Понемногу опять все собрались у крыльца. Последним пришел отъезжавший студент, и несколько раньше Алина. Она необычно была возбуждена, а Вульф имел вид томный и вороватый, но очень довольный. Кажется, беглый совет ему Пушкина понят был им на его собственный лад.
Неугомонная Евпраксия хотела «в горелки», но стало темно. Тогда перешли на другое, спокойное: кидали платок па колени с начатым словом, которое поймавший должен был угадать и закончить. Но и в этой тихой игре произошел маленький глупый казус, имевший, однако, последствия.
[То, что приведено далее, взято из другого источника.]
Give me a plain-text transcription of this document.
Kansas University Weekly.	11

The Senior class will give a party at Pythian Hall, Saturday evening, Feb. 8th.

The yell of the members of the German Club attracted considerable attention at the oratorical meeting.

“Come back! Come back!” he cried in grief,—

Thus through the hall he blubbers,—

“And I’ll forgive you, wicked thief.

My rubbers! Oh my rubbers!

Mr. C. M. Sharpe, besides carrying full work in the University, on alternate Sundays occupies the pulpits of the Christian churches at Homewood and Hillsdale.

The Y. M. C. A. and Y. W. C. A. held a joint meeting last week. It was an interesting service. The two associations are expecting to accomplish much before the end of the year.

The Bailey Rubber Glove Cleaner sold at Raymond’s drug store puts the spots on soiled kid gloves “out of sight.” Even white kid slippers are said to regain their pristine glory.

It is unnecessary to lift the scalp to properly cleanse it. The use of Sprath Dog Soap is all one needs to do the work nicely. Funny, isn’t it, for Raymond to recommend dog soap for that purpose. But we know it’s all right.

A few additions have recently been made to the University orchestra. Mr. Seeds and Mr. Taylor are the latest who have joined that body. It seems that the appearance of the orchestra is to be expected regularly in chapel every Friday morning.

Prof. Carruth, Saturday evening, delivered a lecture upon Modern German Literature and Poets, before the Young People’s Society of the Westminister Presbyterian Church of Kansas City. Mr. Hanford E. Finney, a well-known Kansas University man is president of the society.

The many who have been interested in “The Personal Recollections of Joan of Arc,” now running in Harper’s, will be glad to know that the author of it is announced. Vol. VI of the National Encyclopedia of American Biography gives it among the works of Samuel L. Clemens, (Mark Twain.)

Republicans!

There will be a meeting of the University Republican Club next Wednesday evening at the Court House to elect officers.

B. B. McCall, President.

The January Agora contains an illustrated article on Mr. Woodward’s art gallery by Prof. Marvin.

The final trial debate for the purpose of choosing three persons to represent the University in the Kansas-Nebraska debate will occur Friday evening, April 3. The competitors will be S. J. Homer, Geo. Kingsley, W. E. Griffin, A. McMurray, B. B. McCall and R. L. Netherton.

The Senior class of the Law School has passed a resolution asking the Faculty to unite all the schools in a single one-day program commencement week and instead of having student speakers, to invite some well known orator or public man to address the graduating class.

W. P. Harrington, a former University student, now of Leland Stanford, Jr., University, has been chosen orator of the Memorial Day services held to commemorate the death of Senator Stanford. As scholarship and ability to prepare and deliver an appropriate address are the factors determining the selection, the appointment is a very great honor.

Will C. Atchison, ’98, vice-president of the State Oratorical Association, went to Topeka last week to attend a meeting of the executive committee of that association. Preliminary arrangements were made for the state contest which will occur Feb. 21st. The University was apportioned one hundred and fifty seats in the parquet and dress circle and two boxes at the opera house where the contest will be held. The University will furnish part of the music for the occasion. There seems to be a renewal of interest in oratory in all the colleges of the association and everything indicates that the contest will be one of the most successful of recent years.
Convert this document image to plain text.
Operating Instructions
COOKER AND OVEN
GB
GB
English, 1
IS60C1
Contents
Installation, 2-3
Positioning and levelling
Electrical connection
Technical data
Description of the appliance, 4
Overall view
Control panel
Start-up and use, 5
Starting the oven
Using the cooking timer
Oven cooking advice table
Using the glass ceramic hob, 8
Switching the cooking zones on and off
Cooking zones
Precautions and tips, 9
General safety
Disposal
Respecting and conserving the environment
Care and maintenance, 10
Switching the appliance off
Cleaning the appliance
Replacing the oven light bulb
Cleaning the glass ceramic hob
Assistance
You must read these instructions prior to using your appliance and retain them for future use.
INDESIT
Отчаявшись па сегодняшний день в Анне, Лев, по обычаю, возился с Евпраксией. Еще на прогулке он ей наболтал между кучею всяких других пустяков, будто в доме у них появилась какая-то необычайная икра, привезенная специально папаше, и он никому ее не дает, и подбивал Евпраксию за ужином сказать: «Ах, как мне хочется черной икры»
— А вы сами скажите! А вот и не скажете!
— Хотите пари? Если я выиграю, я вас поцелую при всех!
— Еще чего захотели… Мизинчик — пожалуй!
И когда началась игра с киданьем платка, Лев заявил, что он все-таки скажет запретное слово, хотя бы в игре. Ольга Сергеевна это услышала. Она оставалась с родителями: ей не было пары, да и гулять она была не большая охотница. Дома как раз был разговор, и решили икры не подавать. В качестве блюстительницы домашнего мира она вмешалась и тут:
— Пожалуйста, Лев, ты не выдумывай. Папа рассердится.
Но на Льва иногда что-то накатывало. Он уже выдумал трюк и заранее радовался. Сделав преувеличенно серьезный вид, он раздельно и громко провозгласил:
— Чер-ная и-кра.
И, оборвав, точно должно быть еще продолжение, кинул платок на колени Евпраксии.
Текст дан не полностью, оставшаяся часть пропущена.